Development

Astoria is developed on GitHub and pull requests should be submitted there. If you have write access to the repository, you optionally can develop your changes on a branch within the main repository. Alternatively, please fork the Astoria repository and pull request from there.

If you are working on something that has an existing issue open on the Astoria repository, please ensure that you assign the issue to yourself such that duplication of work does not accidentally occur.

If you need help with Git, there are some good tutorial resources here:

Setting Up

You will need the following installed on your machine:

  • Python 3.8 or higher

  • python3-pip (for package management)

  • GNU Make

  • poetry

  • Optionally: Udisks2, Udiskie and DBus for astdiskd

  • Optionally: Mosquitto MQTT broker, although a public broker can also be used. A local broker is required for tests.

  • Optionally: graphviz, required for building the Sphinx documentation

Now clone the repository from GitHub into a folder on your local machine.

Inside that folder, we need to tell poetry to install the dev dependencies: poetry install

You can now enter the virtual environment using poetry shell and develop using your IDE of choice.

Testing

All code must be statically typed, linted and covered in unit tests.

Integration testing is currently performed manually.

You can run all of the required tests with one command: make.

Unit Testing

We use pytest and coverage.py to do our unit testing.

Execute the test suite: make test

If you wish to view the HTML output from coverage.py to help you find statements that are not covered by unit tests, you can run the test suite in html-cov mode.
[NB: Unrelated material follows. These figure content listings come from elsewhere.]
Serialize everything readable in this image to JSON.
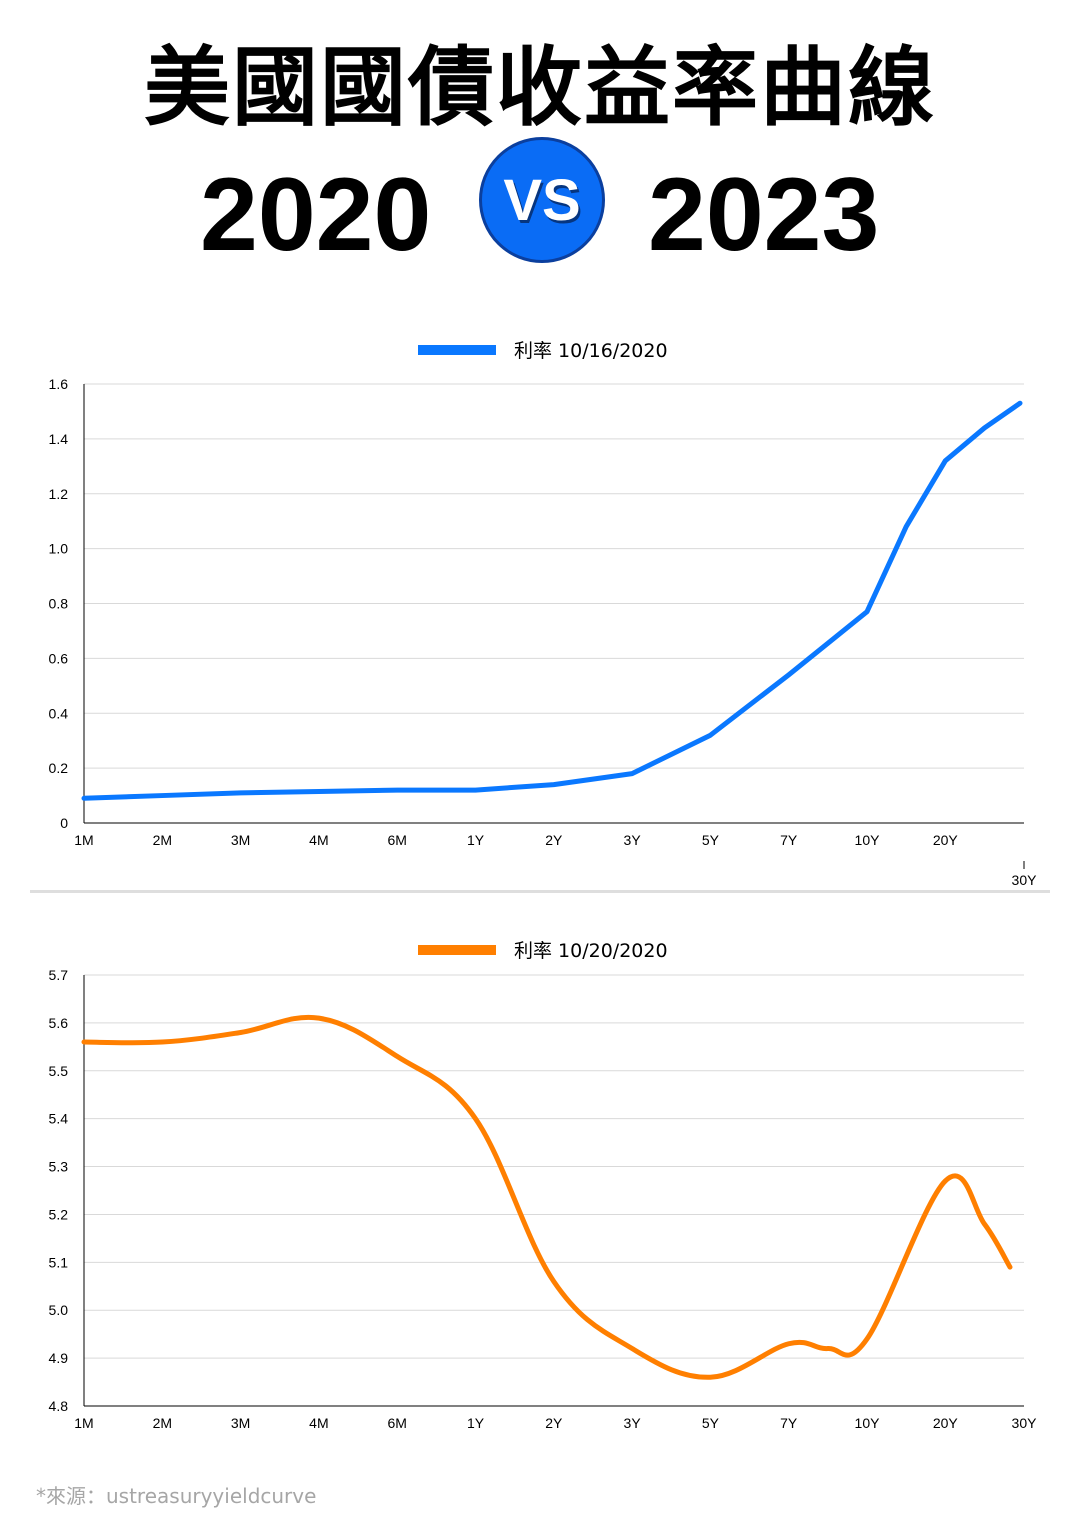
{
  "header": {
    "title": "美國國債收益率曲線",
    "year_left": "2020",
    "vs": "VS",
    "year_right": "2023"
  },
  "colors": {
    "accent_blue": "#0a6cf5",
    "series1": "#0a78ff",
    "series2": "#ff7f00",
    "grid": "#d9d9d9"
  },
  "chart_data": [
    {
      "type": "line",
      "x": [
        "1M",
        "2M",
        "3M",
        "4M",
        "6M",
        "1Y",
        "2Y",
        "3Y",
        "5Y",
        "7Y",
        "10Y",
        "20Y",
        "30Y"
      ],
      "series": [
        {
          "name": "利率 10/16/2020",
          "x": [
            "1M",
            "2M",
            "3M",
            "4M",
            "6M",
            "1Y",
            "2Y",
            "3Y",
            "5Y",
            "7Y",
            "10Y",
            "15Y",
            "20Y",
            "25Y",
            "30Y"
          ],
          "values": [
            0.09,
            0.1,
            0.11,
            0.115,
            0.12,
            0.12,
            0.14,
            0.18,
            0.32,
            0.54,
            0.77,
            1.08,
            1.32,
            1.44,
            1.53
          ]
        }
      ],
      "ylim": [
        0,
        1.6
      ],
      "yticks": [
        "0",
        "0.2",
        "0.4",
        "0.6",
        "0.8",
        "1.0",
        "1.2",
        "1.4",
        "1.6"
      ],
      "grid": true,
      "legend": "top-center"
    },
    {
      "type": "line",
      "x": [
        "1M",
        "2M",
        "3M",
        "4M",
        "6M",
        "1Y",
        "2Y",
        "3Y",
        "5Y",
        "7Y",
        "10Y",
        "20Y",
        "30Y"
      ],
      "series": [
        {
          "name": "利率 10/20/2020",
          "x": [
            "1M",
            "2M",
            "3M",
            "4M",
            "6M",
            "1Y",
            "2Y",
            "3Y",
            "5Y",
            "7Y",
            "8.5Y",
            "10Y",
            "20Y",
            "25Y",
            "30Y"
          ],
          "values": [
            5.56,
            5.56,
            5.58,
            5.61,
            5.53,
            5.4,
            5.06,
            4.92,
            4.86,
            4.93,
            4.92,
            4.94,
            5.27,
            5.18,
            5.09
          ]
        }
      ],
      "ylim": [
        4.8,
        5.7
      ],
      "yticks": [
        "4.8",
        "4.9",
        "5.0",
        "5.1",
        "5.2",
        "5.3",
        "5.4",
        "5.5",
        "5.6",
        "5.7"
      ],
      "grid": true,
      "legend": "top-center"
    }
  ],
  "source": "*來源：ustreasuryyieldcurve"
}
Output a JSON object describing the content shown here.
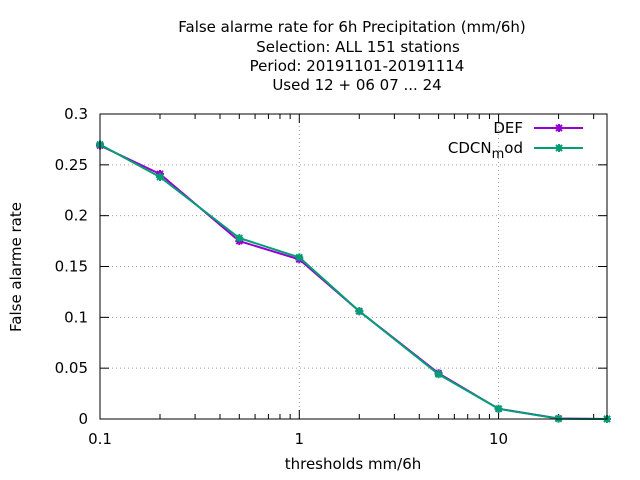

Execute the test suite in html-cov mode: make test-cov

Linting

We use flake8 and a number of extensions to ensure that our code meets the PEP 8 standards.

Execute the linter: make lint

Static Type Checking

We use mypy to statically type check our code.

Execute Type Checking: make type

Documentation

We are using Sphinx to generate documentation for the project.

All documentation can be found in the docs/ folder.

Generate HTML Documentation: make docs

Generate HTML Docs and serve locally: make docs-serve

Running in Docker

The repository includes a Dockerfile and docker-compose.yml that can be used to operate Astoria for development.

This is helpful for testing and developing applications that interface with Astoria.

Run Astoria in Docker: docker-compose -f docker-compose.yml up --build

The MQTT broker will be exposed to your host on port 1883 and 9001 (websockets).